Zimbabwe has resumed chrome exports for the first time since 2011 when the government imposed a ban of raw chrome exports to encourage beneficiation of the mineral.
The government lifted the four-year ban on chrome ore exports in June this year to boost foreign earnings from the sector and enhance viability of small scale miners.
While the government had imposed the ban on chrome ore exports to encourage firms to beneficiate the mineral, the suspension had a negative impact on producers, particularly small scale miners, some of whom were forced to shut down due to viability problems.
Small scale miners could not sell their produce due to low smelting capacity in the country, leaving them with stocks of chrome ore and no alternative source of revenue.
Apart from lifting the export ban, the government scrapped the 20 percent export tax on raw chrome to restore viability, but the royalty rate was increased from two percent to five percent.
“Volumes have started moving, though slowly, but the good thing is we’ve started exporting,” Deputy Mines and Mining Development Minister Fred Moyo told our Harare Bureau.

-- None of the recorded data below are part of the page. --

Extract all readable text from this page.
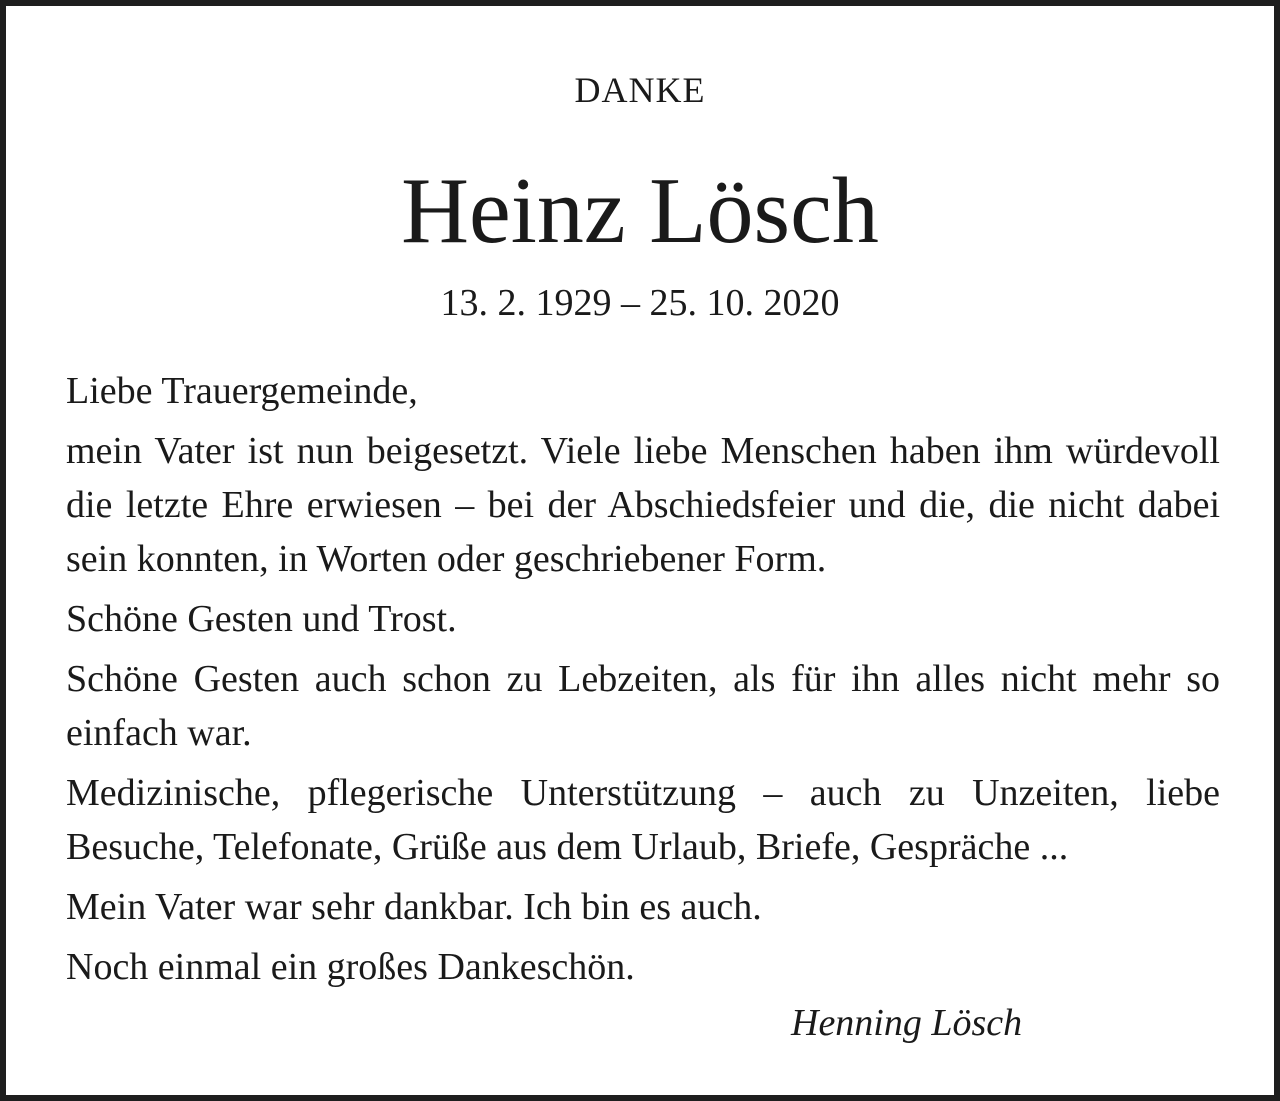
DANKE
Heinz Lösch
13. 2. 1929 – 25. 10. 2020

Liebe Trauergemeinde,

mein Vater ist nun beigesetzt. Viele liebe Menschen haben ihm würdevoll die letzte Ehre erwiesen – bei der Abschiedsfeier und die, die nicht dabei sein konnten, in Worten oder geschriebener Form.

Schöne Gesten und Trost.

Schöne Gesten auch schon zu Lebzeiten, als für ihn alles nicht mehr so einfach war.

Medizinische, pflegerische Unterstützung – auch zu Unzeiten, liebe Besuche, Telefonate, Grüße aus dem Urlaub, Briefe, Gespräche ...

Mein Vater war sehr dankbar. Ich bin es auch.

Noch einmal ein großes Dankeschön.

Henning Lösch
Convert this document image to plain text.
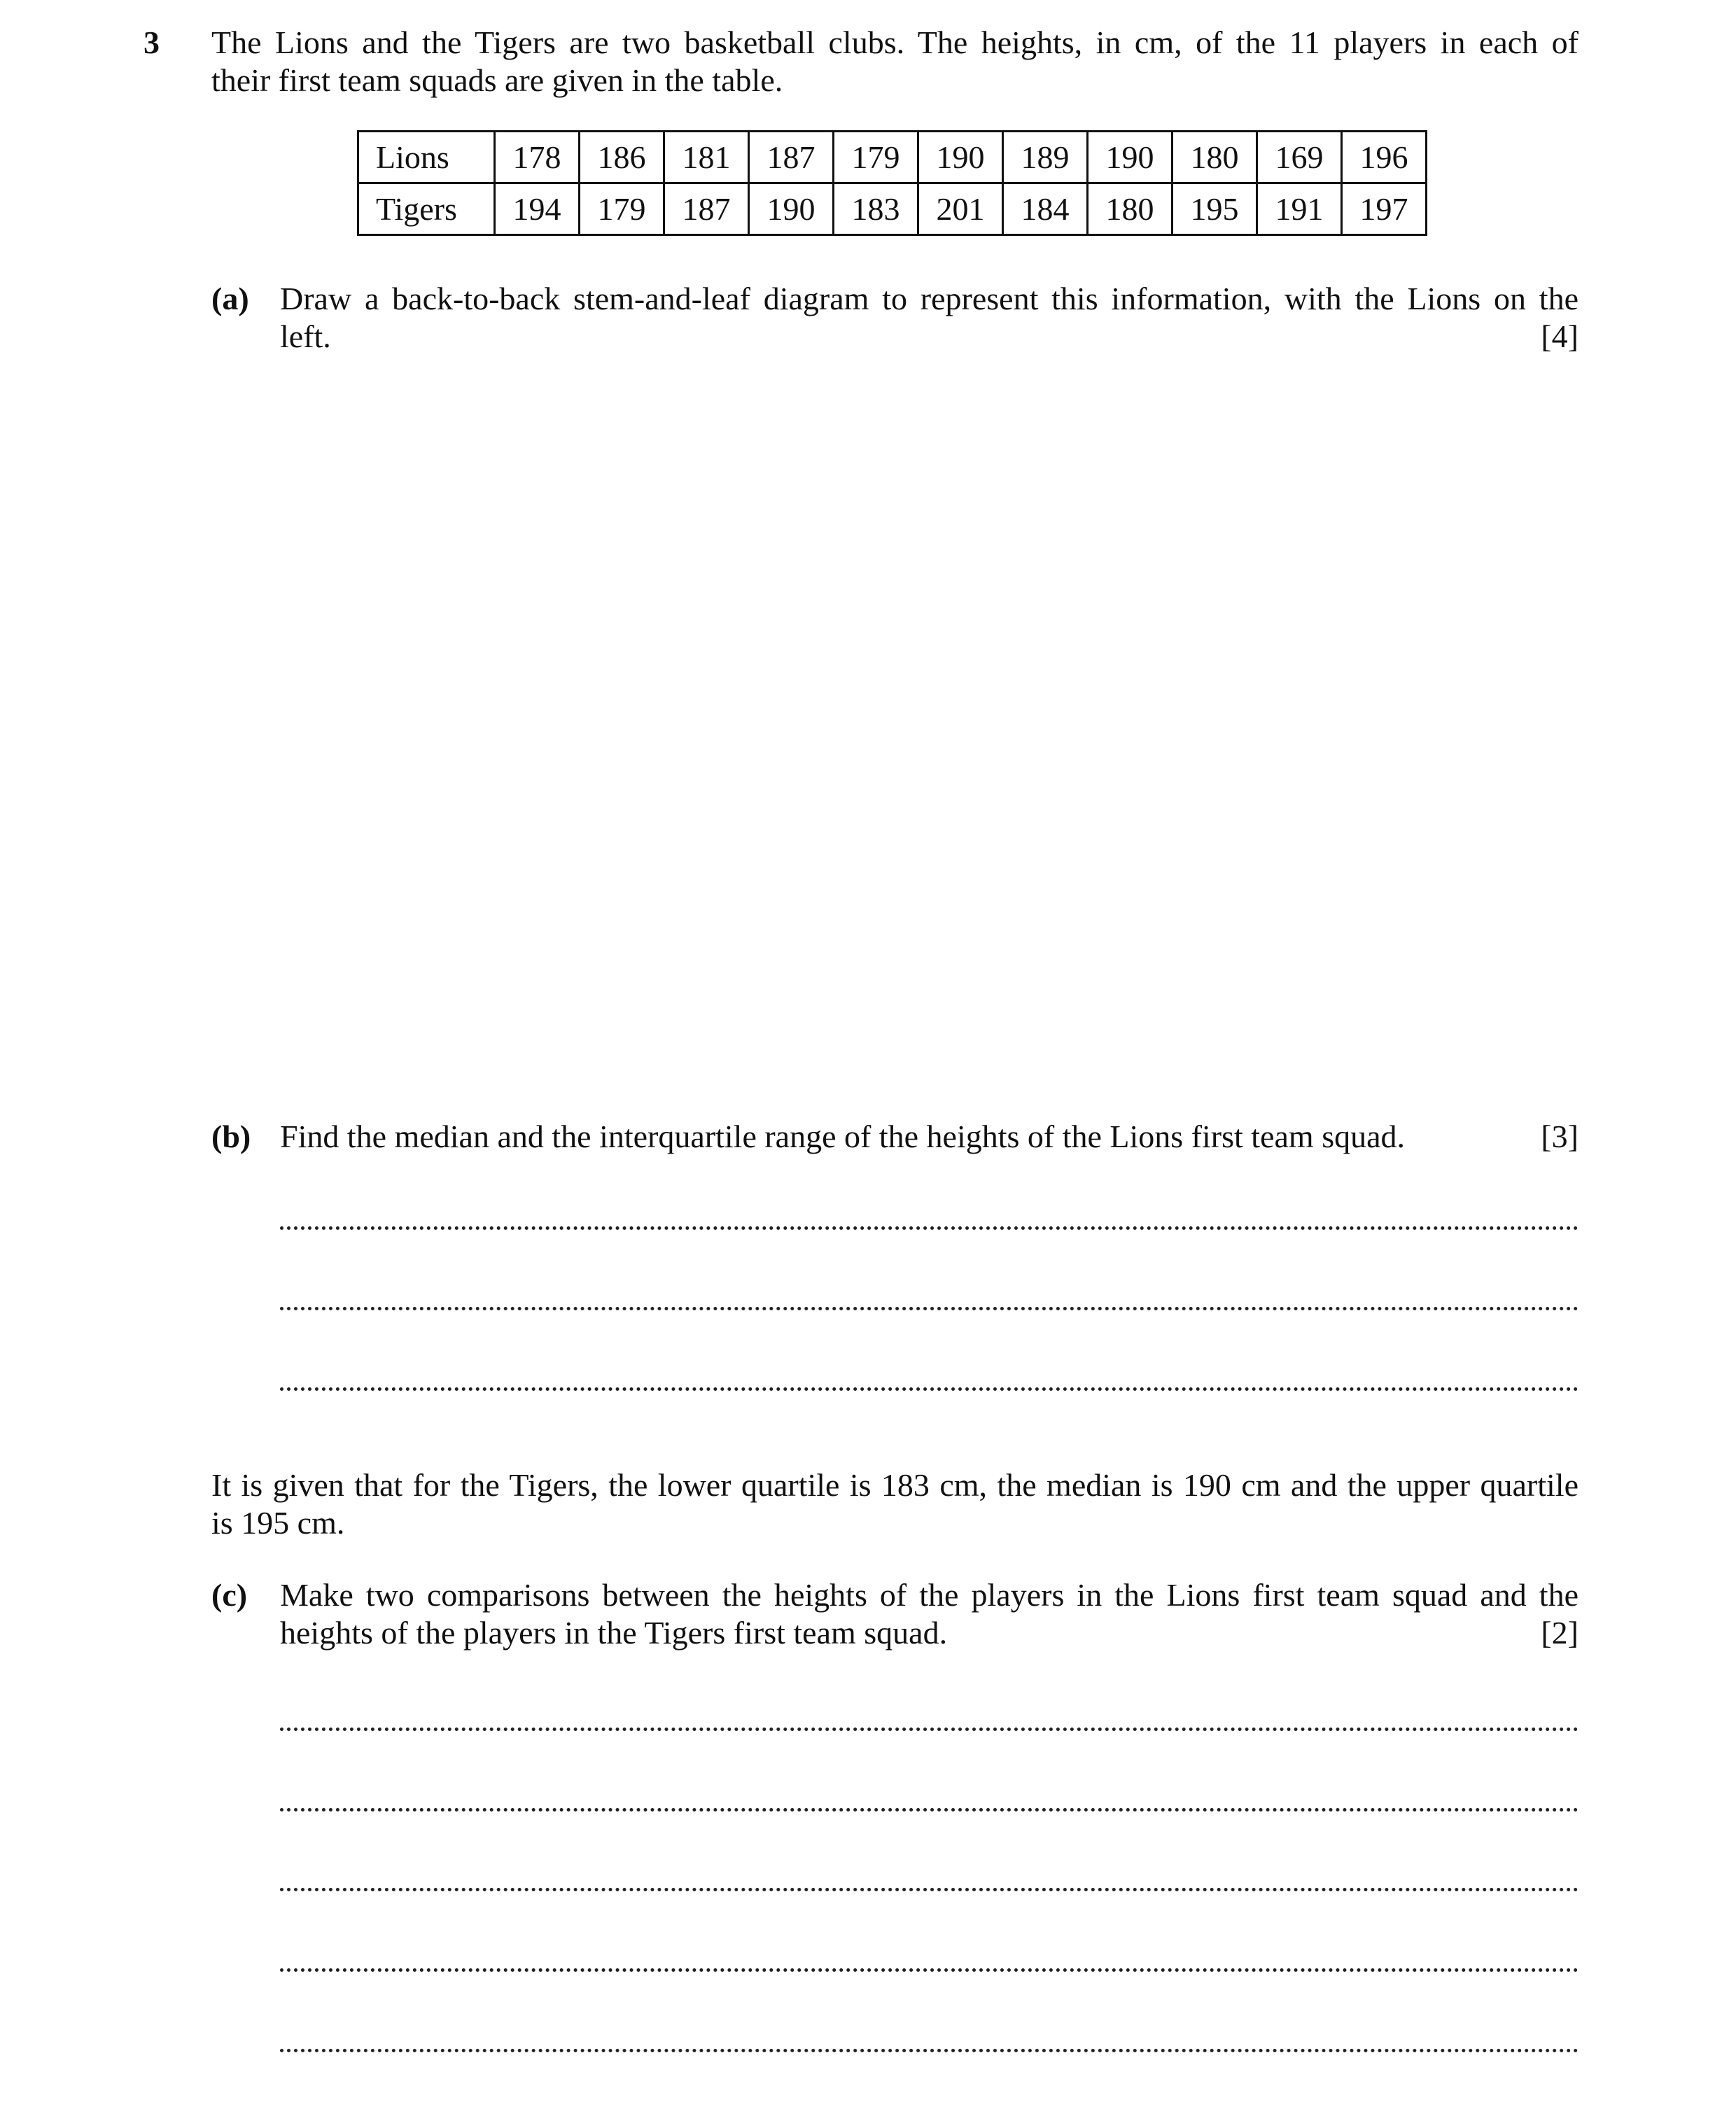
3 The Lions and the Tigers are two basketball clubs. The heights, in cm, of the 11 players in each of
their first team squads are given in the table.
Lions	178	186	181	187	179	190	189	190	180	169	196
Tigers	194	179	187	190	183	201	184	180	195	191	197
(a) Draw a back-to-back stem-and-leaf diagram to represent this information, with the Lions on the
left.	[4]
(b) Find the median and the interquartile range of the heights of the Lions first team squad.	[3]
It is given that for the Tigers, the lower quartile is 183 cm, the median is 190 cm and the upper quartile
is 195 cm.
(c) Make two comparisons between the heights of the players in the Lions first team squad and the
heights of the players in the Tigers first team squad.	[2]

He said exports were resumed last week.
The ban on raw chrome exports will allow local producers to export up to 30 million tonnes and this would give companies enough time to invest in beneficiations facilities.
Already, the government has signed off take agreements with international buyers, including a leading global commodities firm.
“The agreements are on the basis of what the buyers want at any given time in terms of quality and quantity,” said Moyo.
Before the export ban, Zimbabwe had been producing an average 750,000 tonnes per year.
The 2011 ban was not the first as the government in 2007 suspended raw chrome.
The government has also faced challenges putting in place a system to avoid prejudice on revenue since lifting the ban in 2009, the chrome sub-sector continued to experience challenges.
These included lack of effective accounting framework for chrome ore volumes and values that were being exported through the port of Maputo, lack of a well-coordinated administration and monitoring framework for production, marketing and export of chrome ore and environmental degradation resulting from uncontrolled mining of chrome ore.
As such, the government has now created a special purpose vehicle to facilitate buying and selling of chrome ore from small scale miners following the lifting of export ban on the mineral.
The SPV, to be composed of the Ministry of Mines and Mining Development, the Reserve Bank of Zimbabwe, Minerals Marketing Corporation Zimbabwe and Zimbabwe Revenue Authority, is meant to create efficiencies in buying and selling of chrome ore.
Zimbabwe, alongside South Africa holds about 90 percent of the world’s chrome reserves, according to the US Geological survey.
The major producers are ZimAlloys, currently under reconstruction and Zimasco, owned by China’s Sinosteel Corporation.